LAB Group was the official FinTech sponsor at the Australian Business Banking Summit, an annual event that brings together the top leaders and innovators within the business banking sector.
The LABform business banking customer on-boarding process was demonstrated in the first live demo ever at the summit. Delegates saw how LABform has reduced fulfillment of a complex business banking account to an average of just 3 days, compared to a lengthy 16 days and how rework rates were reduced by 15%.
There were a couple of interesting questions that were put to us after the demonstration which I have addressed below:
Is LAB Group seeing any new challenges in the market from Common Reporting Standards (CRS)?
This is a broad question and therefore 4 areas will be included in our response:
Getting on-boarding data capture ready in time for new CRS adopters is still a challenge. There are multiple reasons for this – local law and guidance not finalized, systems cannot be uplifted in time to capture CRS information, merging with FATCA information already collected is a difficult task. As Financial Services Council (FSC) members, LAB Group has solved this by implementing one solution where the approach has consensus across a number of financial services providers; so anyone on LABform was universally upgraded onto the CRS on-boarding module for the 1st July 2017 deadline.
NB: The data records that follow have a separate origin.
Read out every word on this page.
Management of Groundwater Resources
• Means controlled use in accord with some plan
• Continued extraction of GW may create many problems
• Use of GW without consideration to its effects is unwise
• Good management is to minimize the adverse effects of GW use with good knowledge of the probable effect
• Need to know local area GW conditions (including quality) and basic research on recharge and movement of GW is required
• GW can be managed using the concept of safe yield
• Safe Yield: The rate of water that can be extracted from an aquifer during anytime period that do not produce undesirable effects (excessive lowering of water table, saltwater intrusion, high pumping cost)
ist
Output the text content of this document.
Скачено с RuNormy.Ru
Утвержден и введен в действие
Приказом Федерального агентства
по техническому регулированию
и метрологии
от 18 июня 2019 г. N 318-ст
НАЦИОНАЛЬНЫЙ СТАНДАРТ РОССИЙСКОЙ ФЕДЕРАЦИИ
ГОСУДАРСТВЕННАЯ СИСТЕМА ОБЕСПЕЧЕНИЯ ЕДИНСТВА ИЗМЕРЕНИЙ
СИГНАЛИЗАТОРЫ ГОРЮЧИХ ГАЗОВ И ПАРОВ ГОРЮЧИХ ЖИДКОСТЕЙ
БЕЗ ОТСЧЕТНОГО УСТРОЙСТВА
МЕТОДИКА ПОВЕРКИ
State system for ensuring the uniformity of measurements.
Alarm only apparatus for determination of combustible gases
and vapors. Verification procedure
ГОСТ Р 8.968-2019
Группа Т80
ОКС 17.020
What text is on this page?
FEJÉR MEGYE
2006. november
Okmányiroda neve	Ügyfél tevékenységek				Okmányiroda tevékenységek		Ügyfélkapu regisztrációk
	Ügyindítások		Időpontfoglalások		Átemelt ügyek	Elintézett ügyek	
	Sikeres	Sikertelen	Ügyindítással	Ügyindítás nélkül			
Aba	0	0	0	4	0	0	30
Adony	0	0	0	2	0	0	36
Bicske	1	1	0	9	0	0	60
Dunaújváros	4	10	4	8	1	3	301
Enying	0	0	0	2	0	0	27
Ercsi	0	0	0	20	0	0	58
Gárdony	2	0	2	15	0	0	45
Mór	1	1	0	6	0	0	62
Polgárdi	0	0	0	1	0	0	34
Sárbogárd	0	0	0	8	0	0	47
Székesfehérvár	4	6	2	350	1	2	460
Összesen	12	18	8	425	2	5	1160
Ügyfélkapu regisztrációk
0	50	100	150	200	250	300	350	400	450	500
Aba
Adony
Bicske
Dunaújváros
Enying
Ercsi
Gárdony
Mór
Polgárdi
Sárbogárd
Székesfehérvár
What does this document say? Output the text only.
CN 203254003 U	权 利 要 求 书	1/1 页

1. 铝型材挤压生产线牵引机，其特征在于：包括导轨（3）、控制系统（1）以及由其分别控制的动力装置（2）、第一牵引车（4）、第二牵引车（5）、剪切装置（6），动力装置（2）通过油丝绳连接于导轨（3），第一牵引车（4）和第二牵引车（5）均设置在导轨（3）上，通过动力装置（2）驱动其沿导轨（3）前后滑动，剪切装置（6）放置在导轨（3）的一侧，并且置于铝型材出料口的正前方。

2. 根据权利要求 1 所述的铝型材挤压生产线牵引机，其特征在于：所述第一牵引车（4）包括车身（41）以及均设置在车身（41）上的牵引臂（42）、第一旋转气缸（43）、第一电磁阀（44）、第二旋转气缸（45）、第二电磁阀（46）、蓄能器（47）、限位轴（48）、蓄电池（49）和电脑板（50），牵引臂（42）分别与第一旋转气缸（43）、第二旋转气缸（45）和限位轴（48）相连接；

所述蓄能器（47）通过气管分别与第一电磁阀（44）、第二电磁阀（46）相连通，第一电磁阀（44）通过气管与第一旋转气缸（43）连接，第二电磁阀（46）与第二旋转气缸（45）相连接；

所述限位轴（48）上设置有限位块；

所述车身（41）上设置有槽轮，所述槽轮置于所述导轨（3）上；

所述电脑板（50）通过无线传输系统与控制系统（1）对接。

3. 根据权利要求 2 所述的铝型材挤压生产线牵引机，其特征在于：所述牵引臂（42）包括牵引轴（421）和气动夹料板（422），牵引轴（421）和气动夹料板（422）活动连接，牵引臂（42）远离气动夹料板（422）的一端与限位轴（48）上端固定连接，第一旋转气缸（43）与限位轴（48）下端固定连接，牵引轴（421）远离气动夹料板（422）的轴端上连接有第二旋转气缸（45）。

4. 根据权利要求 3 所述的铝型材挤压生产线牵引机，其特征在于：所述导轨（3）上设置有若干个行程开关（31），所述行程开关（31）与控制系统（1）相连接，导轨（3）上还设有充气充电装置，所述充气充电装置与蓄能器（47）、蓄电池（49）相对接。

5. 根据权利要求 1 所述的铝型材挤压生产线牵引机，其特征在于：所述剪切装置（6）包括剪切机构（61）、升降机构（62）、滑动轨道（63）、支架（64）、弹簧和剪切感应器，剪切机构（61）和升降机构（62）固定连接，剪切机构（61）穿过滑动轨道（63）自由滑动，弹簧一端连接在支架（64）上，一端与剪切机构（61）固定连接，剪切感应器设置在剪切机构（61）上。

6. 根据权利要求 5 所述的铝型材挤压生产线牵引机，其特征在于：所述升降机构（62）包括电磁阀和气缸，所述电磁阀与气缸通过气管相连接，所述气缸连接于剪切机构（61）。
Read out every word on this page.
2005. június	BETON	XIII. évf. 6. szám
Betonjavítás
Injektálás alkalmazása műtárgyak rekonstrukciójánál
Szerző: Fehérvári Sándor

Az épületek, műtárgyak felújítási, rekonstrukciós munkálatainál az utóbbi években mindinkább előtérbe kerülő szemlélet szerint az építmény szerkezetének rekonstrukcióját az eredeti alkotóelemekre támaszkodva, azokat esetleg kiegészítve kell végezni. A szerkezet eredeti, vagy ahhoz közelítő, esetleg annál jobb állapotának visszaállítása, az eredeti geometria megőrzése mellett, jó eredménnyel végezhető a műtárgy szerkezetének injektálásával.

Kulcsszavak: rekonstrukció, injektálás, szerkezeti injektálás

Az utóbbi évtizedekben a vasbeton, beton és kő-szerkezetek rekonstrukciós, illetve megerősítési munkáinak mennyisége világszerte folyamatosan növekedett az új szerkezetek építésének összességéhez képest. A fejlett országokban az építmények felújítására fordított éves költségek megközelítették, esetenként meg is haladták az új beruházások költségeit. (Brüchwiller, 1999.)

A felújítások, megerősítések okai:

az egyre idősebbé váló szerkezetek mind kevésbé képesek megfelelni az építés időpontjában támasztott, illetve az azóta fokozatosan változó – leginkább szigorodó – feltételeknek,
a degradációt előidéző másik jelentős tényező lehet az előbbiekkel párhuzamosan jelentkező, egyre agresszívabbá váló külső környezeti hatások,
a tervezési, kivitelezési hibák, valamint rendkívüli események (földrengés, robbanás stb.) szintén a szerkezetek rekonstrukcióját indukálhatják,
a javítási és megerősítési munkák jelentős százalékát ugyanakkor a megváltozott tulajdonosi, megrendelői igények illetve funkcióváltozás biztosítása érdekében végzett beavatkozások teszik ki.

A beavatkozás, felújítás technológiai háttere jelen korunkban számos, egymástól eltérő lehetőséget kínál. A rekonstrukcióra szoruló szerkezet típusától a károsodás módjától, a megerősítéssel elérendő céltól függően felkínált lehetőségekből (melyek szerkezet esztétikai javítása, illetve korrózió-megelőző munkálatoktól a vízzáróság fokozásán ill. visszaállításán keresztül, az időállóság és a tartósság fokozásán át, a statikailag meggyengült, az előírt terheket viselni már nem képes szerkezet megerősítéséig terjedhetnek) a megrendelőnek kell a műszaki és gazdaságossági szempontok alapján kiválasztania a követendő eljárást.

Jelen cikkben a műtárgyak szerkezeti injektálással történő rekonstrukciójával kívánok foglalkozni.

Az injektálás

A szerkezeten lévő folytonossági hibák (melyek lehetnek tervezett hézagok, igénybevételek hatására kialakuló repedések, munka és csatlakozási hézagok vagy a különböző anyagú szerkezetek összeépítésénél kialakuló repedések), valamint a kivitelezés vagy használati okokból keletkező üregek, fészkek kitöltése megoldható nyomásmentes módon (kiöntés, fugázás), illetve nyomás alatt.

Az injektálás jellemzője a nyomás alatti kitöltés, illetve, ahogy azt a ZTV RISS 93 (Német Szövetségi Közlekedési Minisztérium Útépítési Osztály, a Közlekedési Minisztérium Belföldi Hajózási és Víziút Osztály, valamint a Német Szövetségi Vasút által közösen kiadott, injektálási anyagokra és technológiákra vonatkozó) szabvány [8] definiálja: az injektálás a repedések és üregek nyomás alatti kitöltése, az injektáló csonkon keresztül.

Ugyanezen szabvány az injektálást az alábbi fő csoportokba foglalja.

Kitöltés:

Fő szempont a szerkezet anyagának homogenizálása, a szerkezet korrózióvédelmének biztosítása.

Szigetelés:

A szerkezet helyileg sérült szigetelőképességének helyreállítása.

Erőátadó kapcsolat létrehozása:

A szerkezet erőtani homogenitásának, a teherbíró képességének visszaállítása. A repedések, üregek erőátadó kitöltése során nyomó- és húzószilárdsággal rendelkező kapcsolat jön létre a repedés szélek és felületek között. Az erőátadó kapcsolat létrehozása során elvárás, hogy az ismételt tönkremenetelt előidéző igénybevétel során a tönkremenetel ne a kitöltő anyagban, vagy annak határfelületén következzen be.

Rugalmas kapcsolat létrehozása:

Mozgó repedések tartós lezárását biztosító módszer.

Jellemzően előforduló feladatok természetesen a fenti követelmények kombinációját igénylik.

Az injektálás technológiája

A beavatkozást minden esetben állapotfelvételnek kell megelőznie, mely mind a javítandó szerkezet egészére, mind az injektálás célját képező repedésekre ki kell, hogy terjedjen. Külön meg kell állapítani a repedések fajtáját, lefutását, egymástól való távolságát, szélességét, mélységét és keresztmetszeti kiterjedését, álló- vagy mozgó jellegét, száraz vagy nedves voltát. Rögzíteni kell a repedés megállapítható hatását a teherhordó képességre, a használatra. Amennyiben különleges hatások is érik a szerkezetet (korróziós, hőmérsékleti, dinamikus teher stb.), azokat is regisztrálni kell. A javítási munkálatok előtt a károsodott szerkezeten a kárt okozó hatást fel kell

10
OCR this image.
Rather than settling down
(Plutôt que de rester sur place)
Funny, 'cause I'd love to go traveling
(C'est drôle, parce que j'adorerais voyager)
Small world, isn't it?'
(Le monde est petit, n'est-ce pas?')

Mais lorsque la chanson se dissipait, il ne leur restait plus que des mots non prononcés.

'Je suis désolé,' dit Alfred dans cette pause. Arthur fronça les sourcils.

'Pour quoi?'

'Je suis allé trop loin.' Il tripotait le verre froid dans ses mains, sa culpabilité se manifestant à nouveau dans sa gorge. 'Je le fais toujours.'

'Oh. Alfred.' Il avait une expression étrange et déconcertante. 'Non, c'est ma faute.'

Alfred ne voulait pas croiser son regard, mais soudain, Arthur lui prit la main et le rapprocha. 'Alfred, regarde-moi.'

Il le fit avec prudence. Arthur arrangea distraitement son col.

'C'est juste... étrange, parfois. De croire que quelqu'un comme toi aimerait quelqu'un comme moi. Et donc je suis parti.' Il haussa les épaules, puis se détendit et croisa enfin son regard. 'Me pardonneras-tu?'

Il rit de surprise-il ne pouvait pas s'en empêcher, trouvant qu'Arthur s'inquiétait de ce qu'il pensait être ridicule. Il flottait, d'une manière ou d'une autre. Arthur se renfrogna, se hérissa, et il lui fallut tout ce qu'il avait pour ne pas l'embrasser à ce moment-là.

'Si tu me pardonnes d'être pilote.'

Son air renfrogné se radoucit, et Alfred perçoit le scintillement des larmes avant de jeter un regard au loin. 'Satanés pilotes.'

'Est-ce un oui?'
The CRS obligation is at a new account level which means the CRS tax residency questions need to get asked each time for a new account. This has made it even more important to digitise a CRS solution when on-boarding high value/net worth individuals and companies onto new accounts that the organisation may have already dealt with.
Capturing CRS information is not part of some account application forms (think about Entities especially!), which means that it isn’t a seamless experience for customers. And therefore relationship managers tend to create a big fuss about CRS – it’s not revenue generating and it slows down the on-boarding process if it isn’t done well.
Achieving a single customer view is a challenge for most large corporations. This is due to disparate systems that don’t talk to each other thereby resulting in multiple records for the same customer. Single customer view is required for account level aggregations (to determine high value vs low value customers for example). Consolidating FATCA and CRS obligations is a challenge – this is important so that customers don’t get contacted multiple times to satisfy each obligation separately. Customer response rates to the due diligence related follow up (e.g. complete a self-certification) are low.
CRS report submission is inherently complex because a customer may need to be reported across multiple jurisdictions at the same time. CRS reporting is on top of FATCA reporting which is an ongoing obligation since the US is not a CRS adopter. Data issues such as blank self-certifications (i.e. not received from the customer), account balance aggregation challenges make reporting difficult.
CRS does not have any attestation requirements like FATCA, however it makes sense to implement similar operational controls for CRS whilst the work is done for FATCA. Implementing controls for both regimes can be challenging due to obligation variances and local law & guidance variances.
Are these digital signatures legally binding on companies with more than one director? If yes, how did you solve it?
I was on an interesting panel discussion with Claire Wivell Plater, Managing Director at The Fold Legal at the 2016 Calastone Connect Forum (chaired by Robert Poulter, General Manager at NAB) on digital signing where there still seems to be a lot of confusion in the market over what is and isn’t acceptable so I am not surprised by questions like this as it comes up in a lot of sales meetings.
A company executing a document sometimes follows the Section 127(1) signing rules of the Corporations Act 2001 (Cth), e.g. if there are two directors of the company then the two directors or one of the directors and a company secretary will wet sign the document. Under the Electronic Transaction Act 1999 digital signatures for a company are legally binding but not in accordance with section 127 (as this requires a wet signature). If a document is signed in accordance with section 127 this means that the counterparty can assume that all relevant internal requirements of the company have been complied with.
However this does not prevent a company from digitally signing binding agreements, the counter party is just foregoing the benefits carried by signing under section 127. Due to this, it is common that the digital signature process follows the signing rules specified in Section 127(1) as this is good validation and practice (e.g. if only one director digitally signs, you would want to know that the director is the Sole Director & Company Secretary which means you would explicitly enforce this validation in the online forms process).
Where more than one director is required to sign, then LABform solves this by dispatching unique digital signatures to all the directors (that would usually be required to sign a paper form) and each of these directors are required to engage in the online process, review the information being submitted and enter their digital signature into the declarations and acknowledgements relevant to the agreement. Detailed auditing is performed for all unique users (e.g. Director 1 and Director 2) interacting with this digital signing workflow.